Unwanted contact is when someone, generally older than the child receiving the message, reaches out to a child on the internet and sends them offensive, obscene, sexual messaging or requests for things of a sexual nature.

Grooming is a subtle form of unwanted contact where adults try to befriend children and gain their trust so they can meet in real life. Grooming can be sexual in nature, or be the first step in radicalisation.

How to manage unwanted contact and grooming

Instruct your kids to:

  1. Tell a trusted adult if a stranger contacts you
  2. If in doubt of an adult online, mute, block, delete and report
  3. If an adult contacts you and makes you feel in any way uncomfortable, or you’re unsure about them, let your parents and teachers know
  4. Never, ever meet with someone you don’t know online

Graphic and illegal content

Being sent graphic and illegal content can have repercussions for both the sender and the receiver – this kind of content includes:

  • child pornography or child sexual abuse
  • footage of extreme violence
  • advocacy of violence or terrorism
  • instruction of promoting or performing crime or violence

How to manage being sent graphic and illegal content

Instruct your kids to:

  1. Delete it immediately
  2. Mute, block, delete and report the person who sent it
  3. Tell your parents, teacher, and an appropriate authority about what was sent

Social engineering

Also known as hacking, phishing, clickjacking and clickbait

Popular media has skewed how we view the invasion of peoples’ online privacy. In the real world, accessing someone high-value information, images, and accounts are done through social engineering.

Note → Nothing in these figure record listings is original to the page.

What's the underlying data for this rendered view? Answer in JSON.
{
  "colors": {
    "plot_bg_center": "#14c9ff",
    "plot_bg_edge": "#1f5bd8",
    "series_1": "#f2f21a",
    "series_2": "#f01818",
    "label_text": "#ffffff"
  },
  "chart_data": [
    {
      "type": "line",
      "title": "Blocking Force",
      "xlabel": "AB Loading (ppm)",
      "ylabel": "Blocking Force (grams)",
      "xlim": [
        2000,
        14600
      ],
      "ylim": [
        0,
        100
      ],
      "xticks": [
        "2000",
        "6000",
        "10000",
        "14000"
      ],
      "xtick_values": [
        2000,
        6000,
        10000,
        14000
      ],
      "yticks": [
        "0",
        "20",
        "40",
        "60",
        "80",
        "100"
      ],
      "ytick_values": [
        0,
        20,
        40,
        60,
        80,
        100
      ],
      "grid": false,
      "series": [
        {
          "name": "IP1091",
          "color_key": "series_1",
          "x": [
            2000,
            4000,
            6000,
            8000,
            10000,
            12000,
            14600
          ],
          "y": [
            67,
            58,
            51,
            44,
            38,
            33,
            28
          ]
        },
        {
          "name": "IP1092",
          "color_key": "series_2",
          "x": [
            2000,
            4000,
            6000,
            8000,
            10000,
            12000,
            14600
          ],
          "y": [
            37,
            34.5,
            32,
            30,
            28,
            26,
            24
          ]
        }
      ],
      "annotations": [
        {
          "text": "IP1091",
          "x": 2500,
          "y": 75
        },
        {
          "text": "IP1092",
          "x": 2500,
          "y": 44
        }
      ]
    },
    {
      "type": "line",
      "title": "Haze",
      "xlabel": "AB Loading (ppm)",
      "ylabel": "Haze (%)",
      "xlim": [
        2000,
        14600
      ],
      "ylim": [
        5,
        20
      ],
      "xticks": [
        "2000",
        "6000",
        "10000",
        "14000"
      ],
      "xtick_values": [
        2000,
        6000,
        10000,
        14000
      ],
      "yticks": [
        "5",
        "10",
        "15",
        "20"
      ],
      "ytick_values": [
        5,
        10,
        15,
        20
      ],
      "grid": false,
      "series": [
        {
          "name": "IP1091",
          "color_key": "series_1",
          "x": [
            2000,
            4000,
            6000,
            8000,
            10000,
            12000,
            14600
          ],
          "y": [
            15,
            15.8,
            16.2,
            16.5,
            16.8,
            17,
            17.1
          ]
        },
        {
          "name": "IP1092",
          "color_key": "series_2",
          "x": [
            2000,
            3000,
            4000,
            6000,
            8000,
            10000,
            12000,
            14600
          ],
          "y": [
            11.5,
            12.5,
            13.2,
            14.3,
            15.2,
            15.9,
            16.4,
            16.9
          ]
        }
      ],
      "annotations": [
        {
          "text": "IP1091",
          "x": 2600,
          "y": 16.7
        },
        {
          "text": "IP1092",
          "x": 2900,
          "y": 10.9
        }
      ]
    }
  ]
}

Social engineering is the effort to get someone to give up their passwords. It might be in the form of a scam, like sending a fake ‘your password needs to be reset’ email, or someone asking to just ‘have a look’ inside their account, or as direct as threatening someone to give up their password.

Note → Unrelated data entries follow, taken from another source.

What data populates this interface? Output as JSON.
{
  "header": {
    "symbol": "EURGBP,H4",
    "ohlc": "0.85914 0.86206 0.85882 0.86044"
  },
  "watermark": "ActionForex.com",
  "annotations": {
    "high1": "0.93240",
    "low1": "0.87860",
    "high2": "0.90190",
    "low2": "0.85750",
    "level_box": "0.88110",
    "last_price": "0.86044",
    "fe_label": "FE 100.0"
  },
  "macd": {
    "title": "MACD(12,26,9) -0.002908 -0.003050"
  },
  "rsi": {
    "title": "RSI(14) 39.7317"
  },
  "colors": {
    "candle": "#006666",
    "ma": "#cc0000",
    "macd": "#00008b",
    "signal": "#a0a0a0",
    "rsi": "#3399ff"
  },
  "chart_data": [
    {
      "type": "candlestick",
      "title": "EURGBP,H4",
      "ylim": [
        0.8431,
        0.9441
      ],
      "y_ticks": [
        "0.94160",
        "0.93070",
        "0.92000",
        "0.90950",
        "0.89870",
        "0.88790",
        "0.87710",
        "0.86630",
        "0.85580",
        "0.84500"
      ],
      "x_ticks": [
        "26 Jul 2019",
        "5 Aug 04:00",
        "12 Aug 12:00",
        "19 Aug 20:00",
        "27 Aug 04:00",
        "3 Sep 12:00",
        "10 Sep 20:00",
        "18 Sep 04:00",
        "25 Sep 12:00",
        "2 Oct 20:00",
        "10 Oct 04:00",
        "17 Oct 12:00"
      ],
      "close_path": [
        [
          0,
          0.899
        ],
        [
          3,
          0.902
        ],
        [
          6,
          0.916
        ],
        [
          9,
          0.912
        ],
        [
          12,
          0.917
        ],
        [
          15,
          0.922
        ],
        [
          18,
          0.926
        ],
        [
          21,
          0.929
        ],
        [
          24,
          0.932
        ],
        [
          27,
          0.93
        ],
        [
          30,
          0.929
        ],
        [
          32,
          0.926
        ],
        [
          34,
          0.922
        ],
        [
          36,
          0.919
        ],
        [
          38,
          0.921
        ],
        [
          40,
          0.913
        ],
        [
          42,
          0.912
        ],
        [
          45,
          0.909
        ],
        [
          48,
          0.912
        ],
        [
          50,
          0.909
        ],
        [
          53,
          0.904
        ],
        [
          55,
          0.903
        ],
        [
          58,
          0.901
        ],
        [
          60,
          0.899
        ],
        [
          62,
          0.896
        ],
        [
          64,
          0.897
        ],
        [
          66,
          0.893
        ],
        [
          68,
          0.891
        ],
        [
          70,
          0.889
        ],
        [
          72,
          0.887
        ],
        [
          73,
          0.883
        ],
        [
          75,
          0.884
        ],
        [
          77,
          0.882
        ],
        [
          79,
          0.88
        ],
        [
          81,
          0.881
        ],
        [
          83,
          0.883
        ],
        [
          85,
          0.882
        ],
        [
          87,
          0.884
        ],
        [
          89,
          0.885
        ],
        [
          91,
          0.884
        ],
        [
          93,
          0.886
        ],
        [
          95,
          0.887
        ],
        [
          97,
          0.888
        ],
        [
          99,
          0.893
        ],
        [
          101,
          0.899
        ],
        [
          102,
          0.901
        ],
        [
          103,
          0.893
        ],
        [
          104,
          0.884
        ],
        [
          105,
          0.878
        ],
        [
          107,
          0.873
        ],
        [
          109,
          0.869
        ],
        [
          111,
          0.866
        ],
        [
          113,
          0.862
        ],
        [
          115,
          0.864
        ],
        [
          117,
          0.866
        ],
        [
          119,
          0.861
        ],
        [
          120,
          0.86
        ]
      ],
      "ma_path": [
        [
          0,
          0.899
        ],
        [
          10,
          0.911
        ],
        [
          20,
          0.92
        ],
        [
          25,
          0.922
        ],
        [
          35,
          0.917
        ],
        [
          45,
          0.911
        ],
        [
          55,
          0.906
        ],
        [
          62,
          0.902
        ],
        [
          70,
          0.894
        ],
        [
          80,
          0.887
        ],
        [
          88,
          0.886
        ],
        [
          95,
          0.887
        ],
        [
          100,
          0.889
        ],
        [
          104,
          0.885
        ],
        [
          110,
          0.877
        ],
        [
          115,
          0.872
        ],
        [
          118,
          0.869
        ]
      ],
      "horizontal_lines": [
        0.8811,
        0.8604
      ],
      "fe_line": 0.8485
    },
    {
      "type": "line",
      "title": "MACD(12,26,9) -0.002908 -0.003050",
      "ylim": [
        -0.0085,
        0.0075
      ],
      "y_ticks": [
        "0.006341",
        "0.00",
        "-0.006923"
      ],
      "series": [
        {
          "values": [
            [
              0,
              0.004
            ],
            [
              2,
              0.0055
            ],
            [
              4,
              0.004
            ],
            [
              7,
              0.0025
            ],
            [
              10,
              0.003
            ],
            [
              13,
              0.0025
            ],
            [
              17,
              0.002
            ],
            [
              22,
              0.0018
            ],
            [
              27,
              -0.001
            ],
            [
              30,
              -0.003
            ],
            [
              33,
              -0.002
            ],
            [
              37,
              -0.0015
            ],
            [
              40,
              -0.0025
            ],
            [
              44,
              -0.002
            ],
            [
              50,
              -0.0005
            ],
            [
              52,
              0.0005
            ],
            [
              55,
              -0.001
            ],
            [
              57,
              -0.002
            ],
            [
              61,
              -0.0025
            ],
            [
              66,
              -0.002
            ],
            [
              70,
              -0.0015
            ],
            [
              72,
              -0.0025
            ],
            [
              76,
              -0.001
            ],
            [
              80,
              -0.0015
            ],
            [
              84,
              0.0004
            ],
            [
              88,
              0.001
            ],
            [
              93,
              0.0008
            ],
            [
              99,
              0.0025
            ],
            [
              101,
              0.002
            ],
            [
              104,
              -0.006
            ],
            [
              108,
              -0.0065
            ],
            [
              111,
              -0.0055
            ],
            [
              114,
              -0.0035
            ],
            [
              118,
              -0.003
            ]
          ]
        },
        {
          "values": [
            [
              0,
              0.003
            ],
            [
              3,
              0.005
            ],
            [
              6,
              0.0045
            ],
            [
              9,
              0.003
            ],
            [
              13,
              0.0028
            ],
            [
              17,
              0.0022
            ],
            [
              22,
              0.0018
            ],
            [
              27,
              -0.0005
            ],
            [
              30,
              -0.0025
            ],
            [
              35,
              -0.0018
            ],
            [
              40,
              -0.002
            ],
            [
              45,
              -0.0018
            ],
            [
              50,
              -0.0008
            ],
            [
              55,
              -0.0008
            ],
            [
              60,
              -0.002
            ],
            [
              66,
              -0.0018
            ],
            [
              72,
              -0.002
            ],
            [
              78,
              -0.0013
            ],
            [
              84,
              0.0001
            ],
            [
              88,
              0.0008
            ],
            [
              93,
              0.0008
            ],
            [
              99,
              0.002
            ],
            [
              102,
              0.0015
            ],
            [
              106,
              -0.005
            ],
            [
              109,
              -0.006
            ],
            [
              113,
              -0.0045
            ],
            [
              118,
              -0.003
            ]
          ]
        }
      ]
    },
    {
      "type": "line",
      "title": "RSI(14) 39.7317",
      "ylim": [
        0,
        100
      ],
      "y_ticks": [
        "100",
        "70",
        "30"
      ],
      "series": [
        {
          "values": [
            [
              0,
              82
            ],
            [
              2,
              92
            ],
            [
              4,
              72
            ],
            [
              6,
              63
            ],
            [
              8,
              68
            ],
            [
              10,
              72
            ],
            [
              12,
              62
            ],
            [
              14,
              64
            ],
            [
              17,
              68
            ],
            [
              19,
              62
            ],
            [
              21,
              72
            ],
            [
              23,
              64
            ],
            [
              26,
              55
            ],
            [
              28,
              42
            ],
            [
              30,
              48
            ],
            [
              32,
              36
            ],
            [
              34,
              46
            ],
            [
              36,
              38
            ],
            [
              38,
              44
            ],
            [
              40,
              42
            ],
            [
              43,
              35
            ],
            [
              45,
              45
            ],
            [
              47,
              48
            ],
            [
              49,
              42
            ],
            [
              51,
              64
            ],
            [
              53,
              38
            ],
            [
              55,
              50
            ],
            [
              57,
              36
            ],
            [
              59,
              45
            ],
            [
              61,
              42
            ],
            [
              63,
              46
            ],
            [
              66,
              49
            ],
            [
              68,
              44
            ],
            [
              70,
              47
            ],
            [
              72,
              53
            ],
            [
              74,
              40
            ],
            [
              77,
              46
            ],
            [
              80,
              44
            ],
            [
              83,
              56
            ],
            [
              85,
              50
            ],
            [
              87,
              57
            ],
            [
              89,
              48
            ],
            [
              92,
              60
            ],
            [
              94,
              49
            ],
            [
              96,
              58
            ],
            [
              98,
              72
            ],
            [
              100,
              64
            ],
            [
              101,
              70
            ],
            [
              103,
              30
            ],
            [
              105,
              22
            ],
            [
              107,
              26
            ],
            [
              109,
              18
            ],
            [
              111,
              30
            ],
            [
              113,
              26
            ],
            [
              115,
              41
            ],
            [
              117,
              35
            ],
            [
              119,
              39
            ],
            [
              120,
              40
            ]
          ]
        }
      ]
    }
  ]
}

How to manage social engineering

Instruct your kid to:

  1. Use strong password and pins (don’t write them down)
  2. Set-up two factor authentication (a verification that who entered the password or details is the actual owner of the account)
  3. Never ever tell anyone their password (even friends)
  4. If your account is hacked, let the social network, app or institution know about it
  5. If it involves money or sexual imagery, tell your parents, teacher and appropriate authority

Tips on making strong passwords

  1. Use passphrases instead of passwords – things like goodboyswalksoftlyonthemoon or thequeenpancakesighedopenly. These are generally easier to remember and harder for hackers or programs to guess
  2. Hackers are no better at guessing a password made up from two unconnected words as they are at guessing gobbledygook; what’s really important is the length of the password. So, StrawberryZealand1 is much more secure and easier to remember than v4sf3

How successful are these management strategies?

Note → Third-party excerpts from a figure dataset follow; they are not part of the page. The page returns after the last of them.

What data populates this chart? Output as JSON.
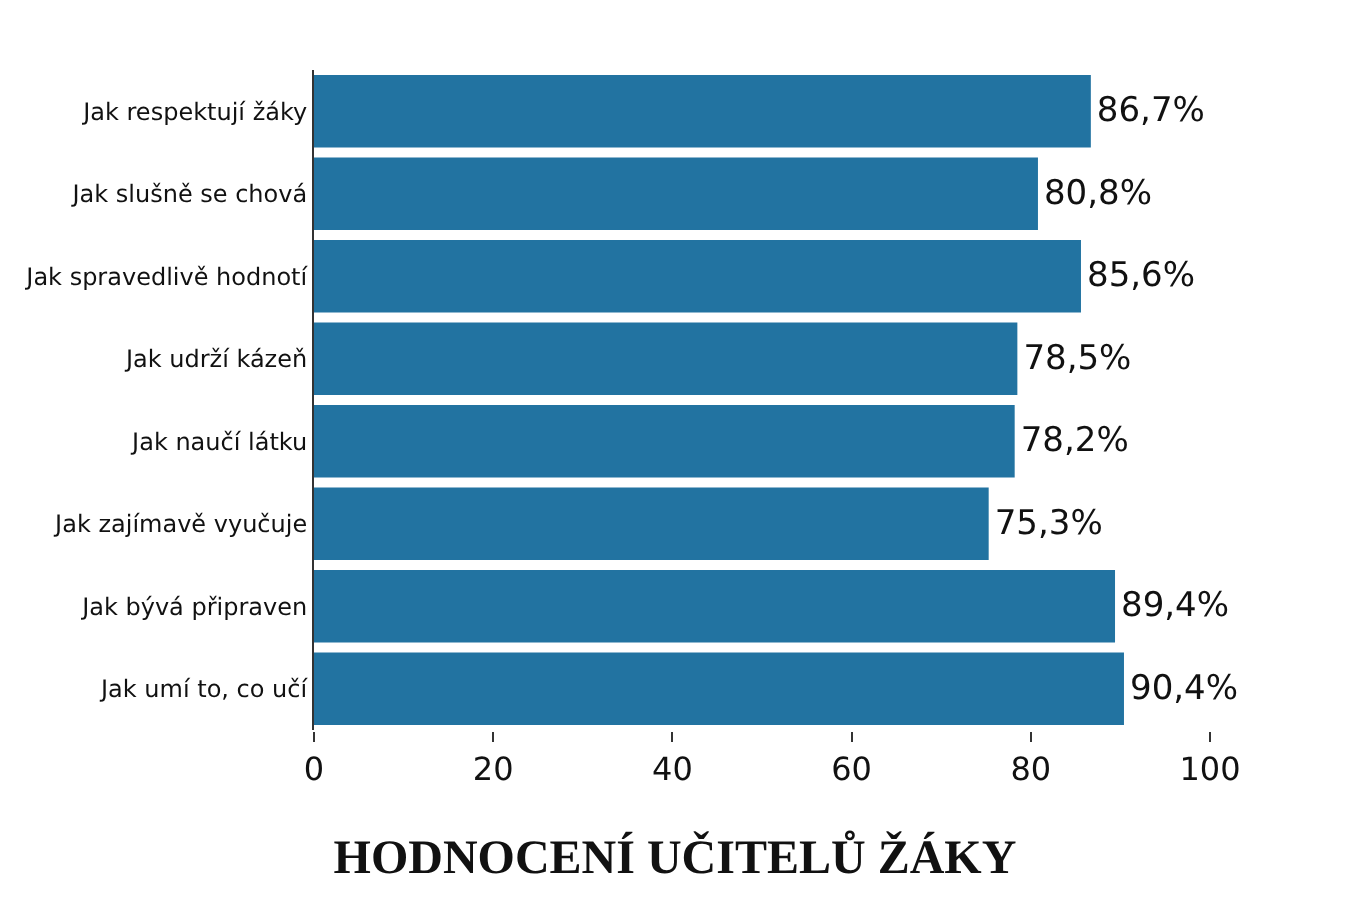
{
  "chart_data": {
    "type": "bar",
    "orientation": "horizontal",
    "title": "HODNOCENÍ UČITELŮ ŽÁKY",
    "categories": [
      "Jak respektují žáky",
      "Jak slušně se chová",
      "Jak spravedlivě hodnotí",
      "Jak udrží kázeň",
      "Jak naučí látku",
      "Jak zajímavě vyučuje",
      "Jak bývá připraven",
      "Jak umí to, co učí"
    ],
    "values": [
      86.7,
      80.8,
      85.6,
      78.5,
      78.2,
      75.3,
      89.4,
      90.4
    ],
    "value_labels": [
      "86,7%",
      "80,8%",
      "85,6%",
      "78,5%",
      "78,2%",
      "75,3%",
      "89,4%",
      "90,4%"
    ],
    "color": "#2273a1",
    "xlim": [
      0,
      100
    ],
    "xticks": [
      0,
      20,
      40,
      60,
      80,
      100
    ],
    "grid": false
  }
}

The digital world is hard to navigate, harder to monitor and can be almost impossible to police.

No strategies are fail-safe – the best thing we can do for our kids is to make sure they’re educated on the dangers of the online and digital world.

It’s important to introduce e-safety to kids early

Teaching e-safety can be tough.

There’s a lot of information to get through, and it can be hard for young people to understand the full impact of an online disaster before it happens. Online safety isn’t something you can cover in one session just to tick a box, it’s about teaching our kids to behave just as they are expected to offline.